The protocol handles all authentication and integrity failures by silent discard. No error response is sent to the sender. This prevents information leakage that could assist an attacker.

See protocol.md §8 for the full error-handling table.

The gateway has no persistent cryptographic identity. Its authority over nodes derives entirely from possession of the node key database. Any gateway instance loaded with the same key database and program assignments can serve nodes transparently.

For failover to work correctly, the replacement gateway must have:

1. The complete node key database (all key_hint → PSK mappings).
2. The current program assignments and schedules for all nodes.
3. The full BPF program library (so it can serve GET_CHUNK requests).

Key material MUST be transferred through a physically secured channel (e.g., encrypted export/import via USB media — see GW-1001). Transmitting keys over the air or through unprotected storage is prohibited.

Replay-protection state does not need to be synchronized between gateway instances. Active sessions are in-memory only and naturally short-lived. When a replacement gateway comes online:

• Its active session table is empty.
• Nodes that were mid-session will time out and re-WAKE on their next cycle, creating new sessions on the replacement gateway.
• Previously captured traffic cannot be replayed because replayed WAKE messages trigger new sessions with different starting sequence numbers, and old post-WAKE messages carry the wrong sequence values.

All gateway instances in a failover group MUST serve identical programs for any given program hash. A node that receives a program with a hash that does not match the expected value will reject it and retry, cycling until it receives the correct bytes.

The security model makes deliberate tradeoffs between security and usability. This section documents the alternatives considered and the rationale for each choice.

Chosen: flash. The ability to factory-reset and re-pair nodes is more valuable in practice than hardware key isolation.

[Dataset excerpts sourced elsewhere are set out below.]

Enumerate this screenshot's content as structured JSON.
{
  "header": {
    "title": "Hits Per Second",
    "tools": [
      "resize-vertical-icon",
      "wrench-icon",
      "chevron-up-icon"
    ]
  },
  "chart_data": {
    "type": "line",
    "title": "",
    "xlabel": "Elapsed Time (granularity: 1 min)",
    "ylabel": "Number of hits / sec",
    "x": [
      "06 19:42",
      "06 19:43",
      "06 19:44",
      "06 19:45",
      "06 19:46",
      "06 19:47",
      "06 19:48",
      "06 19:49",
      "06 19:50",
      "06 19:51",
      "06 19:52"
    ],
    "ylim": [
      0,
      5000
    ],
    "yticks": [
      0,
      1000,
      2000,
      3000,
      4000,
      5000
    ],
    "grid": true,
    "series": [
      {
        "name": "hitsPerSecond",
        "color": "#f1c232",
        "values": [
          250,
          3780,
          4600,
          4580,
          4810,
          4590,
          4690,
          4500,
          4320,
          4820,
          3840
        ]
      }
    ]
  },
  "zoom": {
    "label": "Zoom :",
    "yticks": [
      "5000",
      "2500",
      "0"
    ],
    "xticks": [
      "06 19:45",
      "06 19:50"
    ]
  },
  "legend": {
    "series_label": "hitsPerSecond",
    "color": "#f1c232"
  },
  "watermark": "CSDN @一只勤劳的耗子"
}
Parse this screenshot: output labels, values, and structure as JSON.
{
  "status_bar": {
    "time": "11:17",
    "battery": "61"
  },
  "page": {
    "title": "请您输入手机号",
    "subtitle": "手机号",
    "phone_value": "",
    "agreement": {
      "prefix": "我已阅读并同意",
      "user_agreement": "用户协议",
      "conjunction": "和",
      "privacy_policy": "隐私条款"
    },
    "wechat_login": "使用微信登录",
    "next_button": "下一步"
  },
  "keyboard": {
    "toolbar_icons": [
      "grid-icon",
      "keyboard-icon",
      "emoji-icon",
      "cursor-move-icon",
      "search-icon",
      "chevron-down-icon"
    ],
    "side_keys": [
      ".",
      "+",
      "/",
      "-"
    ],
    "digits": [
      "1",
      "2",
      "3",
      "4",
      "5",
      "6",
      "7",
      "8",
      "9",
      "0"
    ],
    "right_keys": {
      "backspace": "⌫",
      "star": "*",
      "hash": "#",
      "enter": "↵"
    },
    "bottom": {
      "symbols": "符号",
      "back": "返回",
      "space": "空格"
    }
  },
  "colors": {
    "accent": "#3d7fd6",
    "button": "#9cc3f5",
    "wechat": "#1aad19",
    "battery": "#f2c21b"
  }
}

Flash-based keys can be mitigated with secure boot (prevents unauthorized firmware from running) and flash encryption (prevents physical flash readout). eFuse storage remains a valid hardening option for deployments that do not require field re-provisioning.

Chosen: on-site pairing. Factory-set keys are the most secure option (provisioning happens in a controlled environment, keys never traverse a field channel), but on-site pairing enables simpler logistics: nodes ship as blank devices and are paired to the target gateway during installation. This is essential for deployments where the operator and the manufacturer are different parties, or where nodes may be redeployed across gateways.

Chosen: BLE.

BLE-mediated pairing via a phone app provides the best tradeoff between security and field usability. The phone acts as a delegated agent whose authority is revocable (phone PSK revocation). However, NODE_PROVISION transmits both the node_psk and the encrypted_payload over the BLE link, so a BLE MITM attacker who defeats Just Works pairing captures sufficient material to craft a valid PEER_REQUEST and race the legitimate node. This constitutes a node PSK compromise. The node_id uniqueness check and timestamp tolerance (±86400 s) limit replay but do not prevent a race. The primary mitigation is using a MITM-resistant BLE pairing method (Passkey Entry or Numeric Comparison). Just Works is acceptable for low-threat environments where physical proximity provides adequate assurance.

Note: USB-mediated pairing was originally considered for bench testing and development. It was removed because the ESP32 ROM retains UART resources in a way that prevents reliable serial communication during pairing — a hardware limitation that cannot be worked around in firmware. USB/UART remains available for firmware flashing and debug console output.

Direct ESP-NOW pairing (without BLE intermediary) was considered and rejected — it would require a secure key-agreement protocol over the untrusted radio, adding complexity and a new attack surface. The BLE intermediary isolates the key exchange from the operational radio channel.